In the end, we have to consider that, as St. Augustine and almost a thousand years after St. Thomas d’Aquino have good underlined, the Trinity mystery has been accepted and professed by faith and not by reason.

It is advisable to open a parenthesis on point. We can ascertain that the four great components of the Christianity: the Catholic Church, the Protestant, the Anglican and the Orthodox accept the words of the fundamental prier of the Creed in the same theological sense given by the Councils Nicea-Constantinople, with the explanation, for the last, that is given, as we have already remembered, a greater emphasis to the concept of person than that of essence, but that does not mean divergence and it also makes little justification to the diatribe know with the name of Filioque.

 Then, we wonder, why the interreligious dialogue has not give results, at least until today, although it is understandable that in the centuries the contrasts become established and not certain for the fundamental unacceptability to give up their autonomy in opposition to the centralization in the Roman Church. We can note, among other, that the Catholic Church is the only one of the four that is independent and even in opposition to the political power, so it is the only really free. And, then, we wonder there is the problem? It is in the history of the heresies and of the schisms, all of political origin or thirst of power or of personal interest. The Anglican Church was originated from the intention of King Henry VIII, a mad cutter of the heads, who to support expansionist objectives wanted to take possession of the goods of the catholic monasteries; so he placed himself at the head of the Anglican Church and the English kings have inherited such office to the present day. Martin Luther, for the Protestant Church, revolted against the Roman Church that needed funds to built the St. Peter Basilica (offering of St. Peter) and sold indulgences, but the proceeds were intended only in part (less than a third) to the papacy, while two-third were kept and requisitioned by Albrect von Hoenzollern Prince Bishop of Magdeburg and Mainz, everything, it seems, unbeknownst to the unsuspecting Luther. As for the Orthodox Church, it is known that Michael Cerulario, author of the schism, was investigated even the Emperor of Constantinople and he escaped a sentence only because he died before the end of the process. After, we know, as in all the human questions, what adds to what and the splits are grown and the religion is used as pretext of political purposes.

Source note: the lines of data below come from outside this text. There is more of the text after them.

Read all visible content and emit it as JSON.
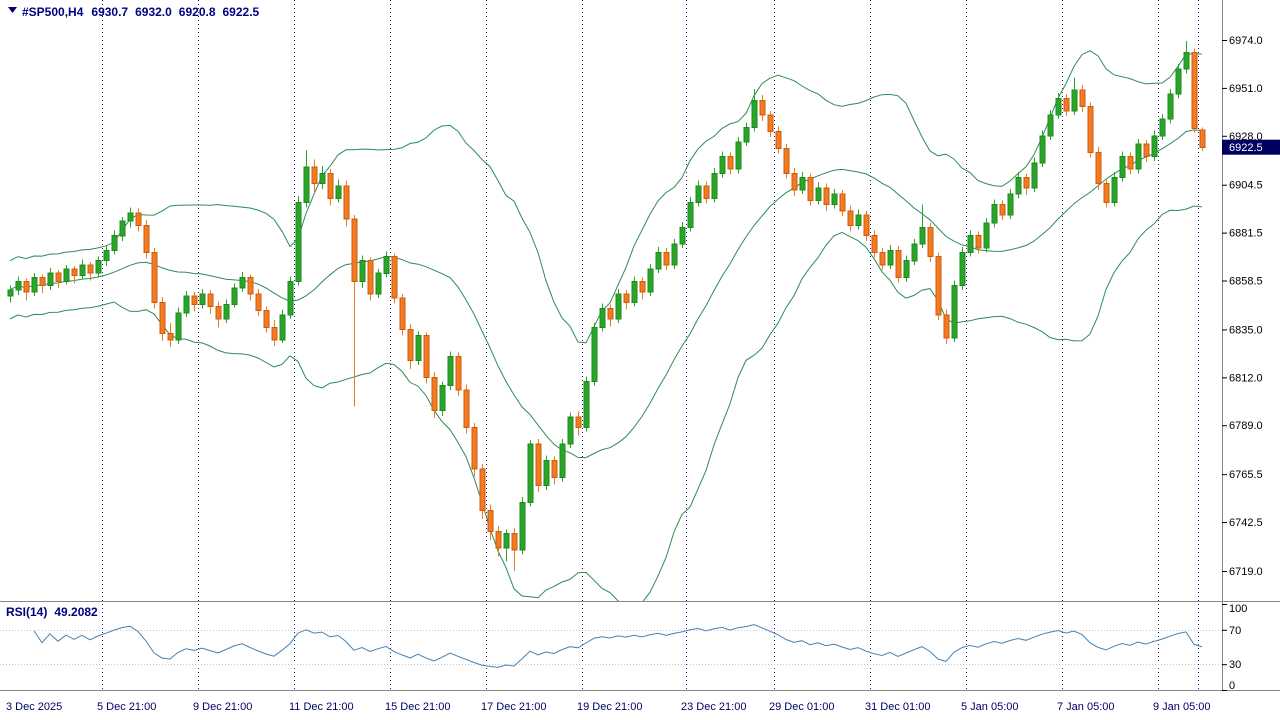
{
  "header": {
    "symbol_timeframe": "#SP500,H4",
    "open": "6930.7",
    "high": "6932.0",
    "low": "6920.8",
    "close": "6922.5"
  },
  "indicator": {
    "label": "RSI(14)",
    "value": "49.2082"
  },
  "colors": {
    "bull": "#2aa52a",
    "bullStroke": "#1c8a1c",
    "bear": "#f07b21",
    "bearStroke": "#cf5a10",
    "bollinger": "#2e8b57",
    "rsi": "#4682b4",
    "separator": "#000080",
    "level": "#c8c8c8",
    "frame": "#888888",
    "axisText": "#000000",
    "timeText": "#000066",
    "badgeBg": "#000060",
    "badgeText": "#ffffff"
  },
  "chart_data": {
    "type": "candlestick",
    "symbol": "#SP500",
    "timeframe": "H4",
    "ohlc": {
      "open": 6930.7,
      "high": 6932.0,
      "low": 6920.8,
      "close": 6922.5
    },
    "current_price": 6922.5,
    "ylim": [
      6719.0,
      6974.0
    ],
    "price_ticks": [
      6974.0,
      6951.0,
      6928.0,
      6904.5,
      6881.5,
      6858.5,
      6835.0,
      6812.0,
      6789.0,
      6765.5,
      6742.5,
      6719.0
    ],
    "time_labels": [
      {
        "text": "3 Dec 2025",
        "i": 0
      },
      {
        "text": "5 Dec 21:00",
        "i": 12
      },
      {
        "text": "9 Dec 21:00",
        "i": 24
      },
      {
        "text": "11 Dec 21:00",
        "i": 36
      },
      {
        "text": "15 Dec 21:00",
        "i": 48
      },
      {
        "text": "17 Dec 21:00",
        "i": 60
      },
      {
        "text": "19 Dec 21:00",
        "i": 72
      },
      {
        "text": "23 Dec 21:00",
        "i": 85
      },
      {
        "text": "29 Dec 01:00",
        "i": 96
      },
      {
        "text": "31 Dec 01:00",
        "i": 108
      },
      {
        "text": "5 Jan 05:00",
        "i": 120
      },
      {
        "text": "7 Jan 05:00",
        "i": 132
      },
      {
        "text": "9 Jan 05:00",
        "i": 144
      }
    ],
    "separators": [
      12,
      24,
      36,
      48,
      60,
      72,
      85,
      96,
      108,
      120,
      132,
      144,
      149
    ],
    "overlays": [
      {
        "name": "Bollinger Bands",
        "period": 20,
        "deviation": 2,
        "applied_to": "close"
      }
    ],
    "rsi": {
      "name": "RSI",
      "period": 14,
      "value": 49.2082,
      "range": [
        0,
        100
      ],
      "ticks": [
        100,
        70,
        30,
        0
      ],
      "levels": [
        70,
        30
      ]
    },
    "candles": [
      [
        6851,
        6856,
        6848,
        6854
      ],
      [
        6854,
        6860.5,
        6851.5,
        6858
      ],
      [
        6858,
        6859.5,
        6849,
        6853
      ],
      [
        6853,
        6862,
        6851,
        6860
      ],
      [
        6860,
        6861.5,
        6852.5,
        6856
      ],
      [
        6856,
        6864.5,
        6854,
        6862
      ],
      [
        6862,
        6863.5,
        6855,
        6858
      ],
      [
        6858,
        6866,
        6856.5,
        6864
      ],
      [
        6864,
        6865.5,
        6857,
        6861
      ],
      [
        6861,
        6868.5,
        6859,
        6866
      ],
      [
        6866,
        6867.5,
        6858.5,
        6862
      ],
      [
        6862,
        6870,
        6860,
        6868
      ],
      [
        6868,
        6875.5,
        6865.5,
        6873
      ],
      [
        6873,
        6882.5,
        6871,
        6880
      ],
      [
        6880,
        6889,
        6877.5,
        6887
      ],
      [
        6887,
        6893.5,
        6884,
        6891
      ],
      [
        6891,
        6893,
        6882,
        6885
      ],
      [
        6885,
        6887.5,
        6869,
        6872
      ],
      [
        6872,
        6874,
        6845,
        6848
      ],
      [
        6848,
        6850.5,
        6829.5,
        6833
      ],
      [
        6833,
        6838,
        6826.5,
        6830
      ],
      [
        6830,
        6845.5,
        6828,
        6843
      ],
      [
        6843,
        6853.5,
        6841,
        6851
      ],
      [
        6851,
        6853,
        6843.5,
        6847
      ],
      [
        6847,
        6854.5,
        6845,
        6852
      ],
      [
        6852,
        6854,
        6842.5,
        6846
      ],
      [
        6846,
        6848.5,
        6836,
        6840
      ],
      [
        6840,
        6849.5,
        6838,
        6847
      ],
      [
        6847,
        6857,
        6845.5,
        6855
      ],
      [
        6855,
        6862.5,
        6853,
        6860
      ],
      [
        6860,
        6861.5,
        6849,
        6852
      ],
      [
        6852,
        6854.5,
        6841.5,
        6844
      ],
      [
        6844,
        6846,
        6833.5,
        6836
      ],
      [
        6836,
        6839.5,
        6827,
        6830
      ],
      [
        6830,
        6844.5,
        6828.5,
        6842
      ],
      [
        6842,
        6860.5,
        6840,
        6858
      ],
      [
        6858,
        6899,
        6856,
        6896
      ],
      [
        6896,
        6921,
        6893.5,
        6913
      ],
      [
        6913,
        6916.5,
        6901,
        6905
      ],
      [
        6905,
        6913.5,
        6902.5,
        6910
      ],
      [
        6910,
        6912,
        6894.5,
        6898
      ],
      [
        6898,
        6907,
        6896,
        6904
      ],
      [
        6904,
        6906.5,
        6884.5,
        6888
      ],
      [
        6888,
        6890,
        6798,
        6858
      ],
      [
        6858,
        6870.5,
        6855,
        6868
      ],
      [
        6868,
        6869.5,
        6849,
        6852
      ],
      [
        6852,
        6864,
        6850,
        6862
      ],
      [
        6862,
        6872.5,
        6860,
        6870
      ],
      [
        6870,
        6871.5,
        6847.5,
        6850
      ],
      [
        6850,
        6852,
        6832,
        6835
      ],
      [
        6835,
        6837.5,
        6816,
        6820
      ],
      [
        6820,
        6834,
        6818,
        6832
      ],
      [
        6832,
        6833.5,
        6809,
        6812
      ],
      [
        6812,
        6814.5,
        6792.5,
        6796
      ],
      [
        6796,
        6810,
        6793.5,
        6808
      ],
      [
        6808,
        6824.5,
        6806,
        6822
      ],
      [
        6822,
        6824,
        6803,
        6806
      ],
      [
        6806,
        6808.5,
        6785,
        6788
      ],
      [
        6788,
        6790,
        6764.5,
        6768
      ],
      [
        6768,
        6770.5,
        6744,
        6748
      ],
      [
        6748,
        6751,
        6734,
        6738
      ],
      [
        6738,
        6740.5,
        6726,
        6730
      ],
      [
        6730,
        6739,
        6723.5,
        6737
      ],
      [
        6737,
        6739.5,
        6719,
        6729
      ],
      [
        6729,
        6754.5,
        6727,
        6752
      ],
      [
        6752,
        6782,
        6750,
        6780
      ],
      [
        6780,
        6782.5,
        6757,
        6760
      ],
      [
        6760,
        6774.5,
        6758,
        6772
      ],
      [
        6772,
        6774,
        6760.5,
        6764
      ],
      [
        6764,
        6782.5,
        6762,
        6780
      ],
      [
        6780,
        6795,
        6778,
        6793
      ],
      [
        6793,
        6795.5,
        6784,
        6788
      ],
      [
        6788,
        6812.5,
        6786,
        6810
      ],
      [
        6810,
        6838,
        6808,
        6836
      ],
      [
        6836,
        6847.5,
        6834,
        6845
      ],
      [
        6845,
        6847,
        6836.5,
        6840
      ],
      [
        6840,
        6854.5,
        6838,
        6852
      ],
      [
        6852,
        6854,
        6844.5,
        6848
      ],
      [
        6848,
        6860.5,
        6846,
        6858
      ],
      [
        6858,
        6860,
        6849.5,
        6853
      ],
      [
        6853,
        6866.5,
        6851,
        6864
      ],
      [
        6864,
        6874.5,
        6862,
        6872
      ],
      [
        6872,
        6874,
        6863.5,
        6866
      ],
      [
        6866,
        6878.5,
        6864,
        6876
      ],
      [
        6876,
        6886.5,
        6874,
        6884
      ],
      [
        6884,
        6898.5,
        6882,
        6896
      ],
      [
        6896,
        6906.5,
        6894,
        6904
      ],
      [
        6904,
        6906,
        6895.5,
        6898
      ],
      [
        6898,
        6912.5,
        6896,
        6910
      ],
      [
        6910,
        6920.5,
        6908,
        6918
      ],
      [
        6918,
        6920,
        6909.5,
        6912
      ],
      [
        6912,
        6927.5,
        6910,
        6925
      ],
      [
        6925,
        6934.5,
        6923,
        6932
      ],
      [
        6932,
        6950.5,
        6930,
        6945
      ],
      [
        6945,
        6947.5,
        6935,
        6938
      ],
      [
        6938,
        6940,
        6927.5,
        6930
      ],
      [
        6930,
        6932.5,
        6919.5,
        6922
      ],
      [
        6922,
        6924,
        6907.5,
        6910
      ],
      [
        6910,
        6912.5,
        6899,
        6902
      ],
      [
        6902,
        6910.5,
        6900,
        6908
      ],
      [
        6908,
        6910,
        6894.5,
        6897
      ],
      [
        6897,
        6905.5,
        6895,
        6903
      ],
      [
        6903,
        6905,
        6892,
        6895
      ],
      [
        6895,
        6902.5,
        6893,
        6900
      ],
      [
        6900,
        6902,
        6889.5,
        6892
      ],
      [
        6892,
        6894.5,
        6882,
        6885
      ],
      [
        6885,
        6892.5,
        6883,
        6890
      ],
      [
        6890,
        6892,
        6877.5,
        6880
      ],
      [
        6880,
        6882.5,
        6869.5,
        6872
      ],
      [
        6872,
        6874,
        6863.5,
        6866
      ],
      [
        6866,
        6875.5,
        6864,
        6873
      ],
      [
        6873,
        6875,
        6857.5,
        6860
      ],
      [
        6860,
        6870.5,
        6858,
        6868
      ],
      [
        6868,
        6878.5,
        6866,
        6876
      ],
      [
        6876,
        6895,
        6874,
        6884
      ],
      [
        6884,
        6886,
        6867.5,
        6870
      ],
      [
        6870,
        6872,
        6839.5,
        6842
      ],
      [
        6842,
        6844.5,
        6828,
        6831
      ],
      [
        6831,
        6858.5,
        6829,
        6856
      ],
      [
        6856,
        6874.5,
        6854,
        6872
      ],
      [
        6872,
        6882.5,
        6870,
        6880
      ],
      [
        6880,
        6882,
        6871.5,
        6874
      ],
      [
        6874,
        6888.5,
        6872,
        6886
      ],
      [
        6886,
        6897.5,
        6884,
        6895
      ],
      [
        6895,
        6897,
        6887.5,
        6890
      ],
      [
        6890,
        6902.5,
        6888,
        6900
      ],
      [
        6900,
        6910.5,
        6898,
        6908
      ],
      [
        6908,
        6910,
        6899.5,
        6903
      ],
      [
        6903,
        6917.5,
        6901,
        6915
      ],
      [
        6915,
        6930.5,
        6913,
        6928
      ],
      [
        6928,
        6940.5,
        6926,
        6938
      ],
      [
        6938,
        6948.5,
        6936,
        6946
      ],
      [
        6946,
        6948,
        6937.5,
        6940
      ],
      [
        6940,
        6956,
        6938,
        6950
      ],
      [
        6950,
        6952.5,
        6939.5,
        6942
      ],
      [
        6942,
        6944,
        6917.5,
        6920
      ],
      [
        6920,
        6922.5,
        6902,
        6905
      ],
      [
        6905,
        6907,
        6893.5,
        6896
      ],
      [
        6896,
        6910.5,
        6894,
        6908
      ],
      [
        6908,
        6920.5,
        6906,
        6918
      ],
      [
        6918,
        6920,
        6909.5,
        6912
      ],
      [
        6912,
        6926.5,
        6910,
        6924
      ],
      [
        6924,
        6926,
        6915.5,
        6918
      ],
      [
        6918,
        6930.5,
        6916,
        6928
      ],
      [
        6928,
        6938.5,
        6926,
        6936
      ],
      [
        6936,
        6950.5,
        6934,
        6948
      ],
      [
        6948,
        6962.5,
        6946,
        6960
      ],
      [
        6960,
        6973.5,
        6958,
        6968
      ],
      [
        6968,
        6970,
        6929.5,
        6931.5
      ],
      [
        6930.7,
        6932,
        6920.8,
        6922.5
      ]
    ]
  }
}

In short, we cannot forget that the most expressive picture of the Trinity has given, before all the conflicts of the churches, Dante Alighieri, who in the XXXIII and final canto of the Paradise summarize in the lines 115-117 all the Trinitarian theology with the full knowledge of the sense of the words “subsistence”, instead of “person”, ad of “unity” (alto lume e una contenenza: high light and one content)

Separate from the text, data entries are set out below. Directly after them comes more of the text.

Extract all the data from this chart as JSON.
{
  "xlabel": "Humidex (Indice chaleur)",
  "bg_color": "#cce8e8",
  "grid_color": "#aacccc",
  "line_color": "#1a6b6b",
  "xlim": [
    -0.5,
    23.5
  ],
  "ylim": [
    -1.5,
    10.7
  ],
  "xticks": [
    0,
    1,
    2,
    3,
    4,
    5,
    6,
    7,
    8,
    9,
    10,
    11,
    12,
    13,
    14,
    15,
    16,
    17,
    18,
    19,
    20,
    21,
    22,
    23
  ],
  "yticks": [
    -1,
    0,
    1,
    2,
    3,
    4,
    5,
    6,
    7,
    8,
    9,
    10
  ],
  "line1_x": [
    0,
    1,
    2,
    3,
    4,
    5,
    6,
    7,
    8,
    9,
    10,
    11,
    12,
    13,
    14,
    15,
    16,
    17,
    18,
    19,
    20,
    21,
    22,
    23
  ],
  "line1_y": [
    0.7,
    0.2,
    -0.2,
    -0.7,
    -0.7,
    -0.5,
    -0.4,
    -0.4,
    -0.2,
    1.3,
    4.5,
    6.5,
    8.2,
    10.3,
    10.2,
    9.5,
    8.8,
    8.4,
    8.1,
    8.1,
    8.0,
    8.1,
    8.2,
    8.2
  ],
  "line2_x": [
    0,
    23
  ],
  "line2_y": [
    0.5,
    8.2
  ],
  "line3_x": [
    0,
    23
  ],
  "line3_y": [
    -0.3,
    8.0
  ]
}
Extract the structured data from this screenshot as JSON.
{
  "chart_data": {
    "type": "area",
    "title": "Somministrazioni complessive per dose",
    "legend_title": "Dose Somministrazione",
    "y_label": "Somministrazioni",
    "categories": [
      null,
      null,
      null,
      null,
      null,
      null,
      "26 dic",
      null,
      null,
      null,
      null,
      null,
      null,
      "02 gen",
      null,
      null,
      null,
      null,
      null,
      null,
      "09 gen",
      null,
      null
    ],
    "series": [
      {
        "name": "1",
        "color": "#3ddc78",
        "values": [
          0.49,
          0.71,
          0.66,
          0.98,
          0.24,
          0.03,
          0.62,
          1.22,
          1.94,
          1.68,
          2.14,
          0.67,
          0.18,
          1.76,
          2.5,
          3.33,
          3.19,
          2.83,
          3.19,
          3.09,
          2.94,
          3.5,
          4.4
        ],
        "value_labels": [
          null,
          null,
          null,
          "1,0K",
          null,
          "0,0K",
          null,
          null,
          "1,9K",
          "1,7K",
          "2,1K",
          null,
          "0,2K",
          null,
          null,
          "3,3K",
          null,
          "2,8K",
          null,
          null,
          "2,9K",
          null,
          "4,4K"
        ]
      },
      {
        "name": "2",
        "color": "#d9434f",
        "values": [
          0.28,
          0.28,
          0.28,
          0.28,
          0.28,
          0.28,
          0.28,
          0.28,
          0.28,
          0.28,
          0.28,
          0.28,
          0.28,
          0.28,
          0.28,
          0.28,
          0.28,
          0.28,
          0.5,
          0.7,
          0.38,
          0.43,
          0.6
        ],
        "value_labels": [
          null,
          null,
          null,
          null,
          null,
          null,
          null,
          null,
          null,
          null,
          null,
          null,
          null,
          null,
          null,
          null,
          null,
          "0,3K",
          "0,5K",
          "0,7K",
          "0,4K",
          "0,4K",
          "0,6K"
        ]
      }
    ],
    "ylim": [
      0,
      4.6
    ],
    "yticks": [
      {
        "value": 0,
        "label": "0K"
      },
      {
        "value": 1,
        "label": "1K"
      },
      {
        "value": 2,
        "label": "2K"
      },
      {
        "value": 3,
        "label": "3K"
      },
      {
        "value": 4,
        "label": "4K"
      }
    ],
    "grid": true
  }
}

Ne la profonda e chiara sussistenza

de l’alto lume parvemi tre giri

di tre colori e d’una contenenza.

(In the deep and light subsistence

of the high light appeared to me three circles

of three colours and of one contents)

   The conclusion of the poem could not be different, all focused  on the Trinity and on the number three: three part of thirty-three cantos all plus one prologue, that form the inseparable unity of a divine Comedy.